We’ve done baby-led weaning since Elisabeth was 7-8 months.  We’d started with purees and she hated them.  Wrinkled her nose, looked away, tried to GET away.  It was discouraging.  Then I learned of BLW and her behavior shifted. Other than honey, there was no food that was off-limits although some (soups, salads) weren’t easy for a baby to handle.  Elisabeth was a true adventurer on BLW.  I was so proud of her! Then, we left for Germany for seven weeks. [cue ominous music.]

IMG_2260In Germany our cooking was limited to variations on the pasta theme. And while we found foods that Elisabeth liked, she didn’t have the range of options that she had at home…aside from fruit.  She discovered fresh apricots along with the usual favorites: grapes, blueberries, peaches, pears. Fruit has always been a winner for her.  But now we’re back home and she has been picking at food, other than multi-grain bread, wheat crackers and Monuts bagels.  Even the yogurt in the morning has been received lukewarmly. It’s not the Bauer yogurt that she was used to but Brown Cow & La Liberte.  Still full fat and fruity but Elisabeth is not that interested. Carrots are barely touched.  Ditto for cucumbers.
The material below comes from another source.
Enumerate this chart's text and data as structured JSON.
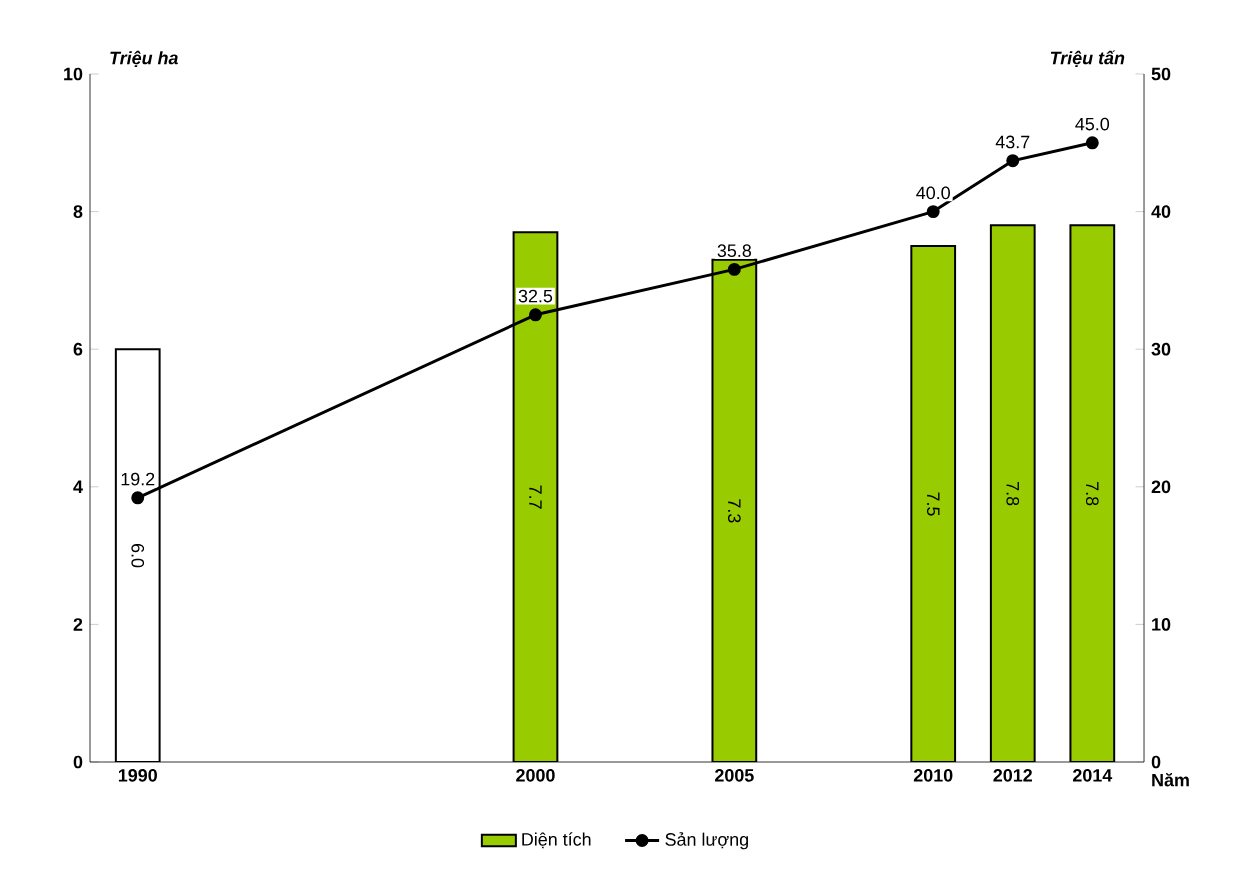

I hate that I worry about this.  I am so cognizant of issues that women have with food that I don’t want to become one of those moms saying “come on, just another bite.” or “just TRY it!”  UGH. I grew up with a “clean your plate” attitude around the dinner table and while I hate wasting food, I won’t be doing the same thing with my daughter.  Action is always the answer to my anxiety so here’s what I’m doing to change a bit of my anxiety around the food issue:

  • Research! I learned that just like an adult, a child’s stomach is the size of their closed fist.  That’s pretty small.  So while it seems like Elisabeth isn’t eating much of what she does choose to eat, it may be just enough for her.
  • Remembering that Elisabeth is teething.  There’s a lateral incisor coming in next to her central incisor.  Teething can really throw her (us) for a loop.  Unexpected tears of pain seem to happen on a regular basis.  Lots of liquids help but foods, not as much.
  • Keep offering things.  It’s easy to get discouraged after she turns down the first three things but I’ve noticed that if I keep going, she’ll eventually take something to nibble.
  • Snacks are out and available OFTEN.  Elisabeth does forget to eat so if there are options out there pretty regularly, eating seems to go more smoothly.IMG_2866
  • Not worry about the lack of veggies right now.  She does well with fruit and once I get her into eat mac and cheese, I can swirl in pureed veggies into the “cheese”.  Ditto for scrambled eggs.  We’re also going to try this “juice” recipe from Sarah over at Babies Heart Real Food.
  • Stepping back.  I’ve blogged about this before but I’m reminded that when I am with Elisabeth all the time, small things sometimes masquerade as big.  I am someone who desperately needs her me-time! And when I get it, then return to her even two hours later, I feel less worried about things like eating.
  • Calling the pediatrician and scheduling a weight and height check.  My sisters both suggested this and I finally called today.  We’ll go in Monday.